Document Type : Original article
Authors
1
MSc in Physiotherapy, Faculty of Rehabilitation Sciences, Shahid beheshti University of Medical Sciences, Tehran, Iran.
2
Assistant Professor of Physiotherapy , Dept. of Physiotherapy, Faculty of Rehabilitation Sciences, Shahid Beheshti University of Medical Sciences, Tehran, Iran (corresponding author)
3
Associate Professor of Physiotherapy, Dept. of Physiotherapy, Faculty of Rehabilitation Sciences, Shahid Beheshti University of Medical Sciences, Tehran, Iran
4
Member of Optometry Department, Faculty of Rehabilitation Sciences. Shahid beheshti University of Medical Sciences, Tehran, Iran
Abstract
Background and Aim: Visual system has a major role in balance control and provides information about the position of body and head in relation to surrounding objects and in the space. One of the health problems, especially in developing countries, is the high incidence of low vision in different age groups (3.1%). The visual deficit in these patients may affect their balance during daily activities which usually involve concomitant tasks such as walking and speaking. Therefore, the effect of concurrent cognitive activity on the postural control of patients with low vision was investigated.
Materials and Methods: twenty low vision volunteers (age 32±5, weight 71±17 kg, height 167±14 cm) and twenty normal subjects (age 33±4, weight: 72±14 kg, height: 170±9 cm) were recruited in this study. The dynamic stability score was evaluated by Stabilometer (Biodex, England) in three different standing positions (eyes open, eyes closed and eyes open with a cognitive task). Lower stability score represents better stability.

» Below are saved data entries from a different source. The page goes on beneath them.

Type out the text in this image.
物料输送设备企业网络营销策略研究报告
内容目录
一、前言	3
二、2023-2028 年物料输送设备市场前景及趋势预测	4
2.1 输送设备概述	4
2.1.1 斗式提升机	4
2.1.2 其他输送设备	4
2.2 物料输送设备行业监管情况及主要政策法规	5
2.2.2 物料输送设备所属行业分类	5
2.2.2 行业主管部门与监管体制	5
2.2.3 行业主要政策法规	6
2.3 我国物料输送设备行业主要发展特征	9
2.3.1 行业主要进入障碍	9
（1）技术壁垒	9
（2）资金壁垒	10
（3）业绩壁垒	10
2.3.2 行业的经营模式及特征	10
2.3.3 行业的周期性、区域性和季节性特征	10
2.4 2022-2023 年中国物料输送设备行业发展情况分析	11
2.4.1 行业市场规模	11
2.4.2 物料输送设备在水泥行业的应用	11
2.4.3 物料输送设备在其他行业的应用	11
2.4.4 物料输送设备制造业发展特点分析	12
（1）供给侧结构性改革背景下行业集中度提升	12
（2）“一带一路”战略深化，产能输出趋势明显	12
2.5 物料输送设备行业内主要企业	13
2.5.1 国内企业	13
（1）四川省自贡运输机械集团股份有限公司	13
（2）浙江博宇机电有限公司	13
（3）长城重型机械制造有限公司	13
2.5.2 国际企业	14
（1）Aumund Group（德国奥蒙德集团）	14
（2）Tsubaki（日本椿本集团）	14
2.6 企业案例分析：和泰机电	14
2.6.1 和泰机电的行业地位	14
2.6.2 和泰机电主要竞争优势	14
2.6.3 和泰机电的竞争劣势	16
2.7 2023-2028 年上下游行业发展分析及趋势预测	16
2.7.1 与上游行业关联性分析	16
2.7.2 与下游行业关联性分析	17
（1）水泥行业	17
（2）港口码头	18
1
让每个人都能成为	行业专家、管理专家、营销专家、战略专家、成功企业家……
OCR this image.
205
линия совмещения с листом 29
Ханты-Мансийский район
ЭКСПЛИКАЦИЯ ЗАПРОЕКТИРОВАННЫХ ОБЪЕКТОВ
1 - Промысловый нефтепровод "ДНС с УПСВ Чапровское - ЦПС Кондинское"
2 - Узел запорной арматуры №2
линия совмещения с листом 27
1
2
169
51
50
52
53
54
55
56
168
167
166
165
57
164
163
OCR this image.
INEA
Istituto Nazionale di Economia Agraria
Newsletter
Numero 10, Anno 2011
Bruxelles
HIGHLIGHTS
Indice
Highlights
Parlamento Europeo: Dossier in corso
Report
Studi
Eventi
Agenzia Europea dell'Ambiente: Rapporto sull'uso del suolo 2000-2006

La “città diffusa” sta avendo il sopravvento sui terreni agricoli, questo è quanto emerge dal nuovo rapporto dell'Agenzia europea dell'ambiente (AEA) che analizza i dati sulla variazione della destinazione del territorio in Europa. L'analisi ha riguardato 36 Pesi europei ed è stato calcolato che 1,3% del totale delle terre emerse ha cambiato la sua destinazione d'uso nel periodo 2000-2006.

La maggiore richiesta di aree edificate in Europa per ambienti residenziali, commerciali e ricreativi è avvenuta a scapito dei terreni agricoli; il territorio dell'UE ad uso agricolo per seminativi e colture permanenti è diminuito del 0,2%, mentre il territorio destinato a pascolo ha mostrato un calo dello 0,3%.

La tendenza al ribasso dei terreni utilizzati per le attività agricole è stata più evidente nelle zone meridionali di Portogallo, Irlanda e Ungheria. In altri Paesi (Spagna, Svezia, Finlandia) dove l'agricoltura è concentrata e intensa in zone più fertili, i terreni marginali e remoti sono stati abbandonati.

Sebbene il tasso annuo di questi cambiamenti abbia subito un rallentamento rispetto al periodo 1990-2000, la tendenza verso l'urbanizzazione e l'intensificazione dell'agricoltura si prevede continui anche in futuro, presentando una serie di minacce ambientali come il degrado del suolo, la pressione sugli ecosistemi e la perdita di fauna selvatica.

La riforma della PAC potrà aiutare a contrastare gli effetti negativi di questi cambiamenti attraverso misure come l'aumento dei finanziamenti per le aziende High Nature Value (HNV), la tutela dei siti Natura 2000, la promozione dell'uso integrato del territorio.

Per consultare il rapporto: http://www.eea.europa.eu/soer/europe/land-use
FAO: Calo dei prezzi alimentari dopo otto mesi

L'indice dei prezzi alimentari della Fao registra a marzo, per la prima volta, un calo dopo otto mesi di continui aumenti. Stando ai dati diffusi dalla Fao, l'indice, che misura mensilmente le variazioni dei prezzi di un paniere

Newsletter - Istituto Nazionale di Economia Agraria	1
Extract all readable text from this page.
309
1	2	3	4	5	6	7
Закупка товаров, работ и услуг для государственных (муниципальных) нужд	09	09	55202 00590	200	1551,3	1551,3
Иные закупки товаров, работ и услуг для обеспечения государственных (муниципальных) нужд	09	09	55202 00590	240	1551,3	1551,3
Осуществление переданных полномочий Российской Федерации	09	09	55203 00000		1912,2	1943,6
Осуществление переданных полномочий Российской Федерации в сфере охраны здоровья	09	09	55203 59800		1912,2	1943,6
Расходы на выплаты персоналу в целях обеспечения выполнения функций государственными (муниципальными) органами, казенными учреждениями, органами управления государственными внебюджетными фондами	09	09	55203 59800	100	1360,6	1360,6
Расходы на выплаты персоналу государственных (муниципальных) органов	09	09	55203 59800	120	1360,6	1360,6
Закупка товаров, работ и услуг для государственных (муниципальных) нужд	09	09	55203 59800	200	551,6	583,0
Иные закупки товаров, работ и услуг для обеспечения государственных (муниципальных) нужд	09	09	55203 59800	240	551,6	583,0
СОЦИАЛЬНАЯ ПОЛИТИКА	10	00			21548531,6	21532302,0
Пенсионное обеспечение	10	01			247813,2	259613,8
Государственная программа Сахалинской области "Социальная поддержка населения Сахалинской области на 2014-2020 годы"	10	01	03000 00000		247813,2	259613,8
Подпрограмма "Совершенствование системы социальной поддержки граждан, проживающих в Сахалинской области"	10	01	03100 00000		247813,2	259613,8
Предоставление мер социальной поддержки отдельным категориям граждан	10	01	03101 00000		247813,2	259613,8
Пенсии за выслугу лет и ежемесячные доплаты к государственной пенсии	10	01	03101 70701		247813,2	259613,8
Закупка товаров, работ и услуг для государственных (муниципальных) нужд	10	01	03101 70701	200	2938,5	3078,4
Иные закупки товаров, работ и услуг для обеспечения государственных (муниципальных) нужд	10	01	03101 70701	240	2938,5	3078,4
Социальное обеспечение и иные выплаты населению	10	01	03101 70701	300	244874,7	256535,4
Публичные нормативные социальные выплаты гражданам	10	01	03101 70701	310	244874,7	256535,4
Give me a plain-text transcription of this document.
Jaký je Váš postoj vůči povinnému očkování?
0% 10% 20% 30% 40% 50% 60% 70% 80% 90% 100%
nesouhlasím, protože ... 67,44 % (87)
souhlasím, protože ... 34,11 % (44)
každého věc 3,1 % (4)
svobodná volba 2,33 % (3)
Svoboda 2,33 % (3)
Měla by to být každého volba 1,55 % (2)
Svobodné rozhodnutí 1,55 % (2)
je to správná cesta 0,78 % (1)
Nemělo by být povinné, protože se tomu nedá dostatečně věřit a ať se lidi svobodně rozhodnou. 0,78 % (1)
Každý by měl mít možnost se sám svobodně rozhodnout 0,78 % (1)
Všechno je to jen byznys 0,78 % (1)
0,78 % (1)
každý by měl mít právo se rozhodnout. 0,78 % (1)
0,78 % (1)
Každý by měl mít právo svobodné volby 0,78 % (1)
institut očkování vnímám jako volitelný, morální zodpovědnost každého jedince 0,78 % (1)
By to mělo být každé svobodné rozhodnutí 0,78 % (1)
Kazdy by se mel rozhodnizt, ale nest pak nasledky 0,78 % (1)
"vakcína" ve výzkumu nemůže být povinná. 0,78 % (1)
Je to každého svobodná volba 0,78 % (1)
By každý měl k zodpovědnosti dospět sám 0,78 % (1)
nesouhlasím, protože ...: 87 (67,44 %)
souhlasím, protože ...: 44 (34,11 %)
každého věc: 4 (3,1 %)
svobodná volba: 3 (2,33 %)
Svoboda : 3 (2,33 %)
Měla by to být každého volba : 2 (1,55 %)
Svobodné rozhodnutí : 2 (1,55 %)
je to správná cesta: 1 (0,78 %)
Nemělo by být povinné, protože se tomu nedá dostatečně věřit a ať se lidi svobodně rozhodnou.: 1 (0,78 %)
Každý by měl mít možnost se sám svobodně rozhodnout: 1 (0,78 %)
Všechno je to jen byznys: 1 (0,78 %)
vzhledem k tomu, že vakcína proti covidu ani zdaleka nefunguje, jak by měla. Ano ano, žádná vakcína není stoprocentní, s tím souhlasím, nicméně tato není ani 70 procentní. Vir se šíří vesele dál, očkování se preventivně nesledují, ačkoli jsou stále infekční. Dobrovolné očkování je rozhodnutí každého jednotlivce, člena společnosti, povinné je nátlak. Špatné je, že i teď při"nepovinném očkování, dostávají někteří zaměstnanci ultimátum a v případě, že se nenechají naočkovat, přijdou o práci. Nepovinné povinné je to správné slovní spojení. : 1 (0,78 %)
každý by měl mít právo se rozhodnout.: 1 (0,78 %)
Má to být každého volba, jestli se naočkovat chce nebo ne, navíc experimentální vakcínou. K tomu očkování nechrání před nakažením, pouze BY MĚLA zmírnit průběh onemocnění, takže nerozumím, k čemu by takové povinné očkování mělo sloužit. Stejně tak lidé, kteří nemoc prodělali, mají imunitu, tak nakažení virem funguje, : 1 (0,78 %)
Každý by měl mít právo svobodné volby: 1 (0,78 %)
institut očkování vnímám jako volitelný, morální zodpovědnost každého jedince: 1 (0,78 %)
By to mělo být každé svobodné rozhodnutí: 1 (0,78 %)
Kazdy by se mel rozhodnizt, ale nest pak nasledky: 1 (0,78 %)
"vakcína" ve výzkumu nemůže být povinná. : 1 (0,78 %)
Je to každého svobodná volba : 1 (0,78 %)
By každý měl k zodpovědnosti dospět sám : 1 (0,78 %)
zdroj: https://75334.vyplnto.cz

Results: The stability score in open eyes condition with or without dual task in normal group was lower than low vision group (P=0.04). However, in closed eyes condition, it was lower in low vision group compared to normal group (P=0.03). Dual task resulted in increase in the stability score in both groups; however, the changes were only significant in low visions (P=0.04).
Conclusion: The results represent the higher reliance of normal subjects to visual inputs for balance control. The decreased balance control in low vision groups during dual task suggests the higher usage of their limited central integration capacity in balance control. This may predispose this group of patients to falling accidents during daily activities which may involve several concomitant tasks.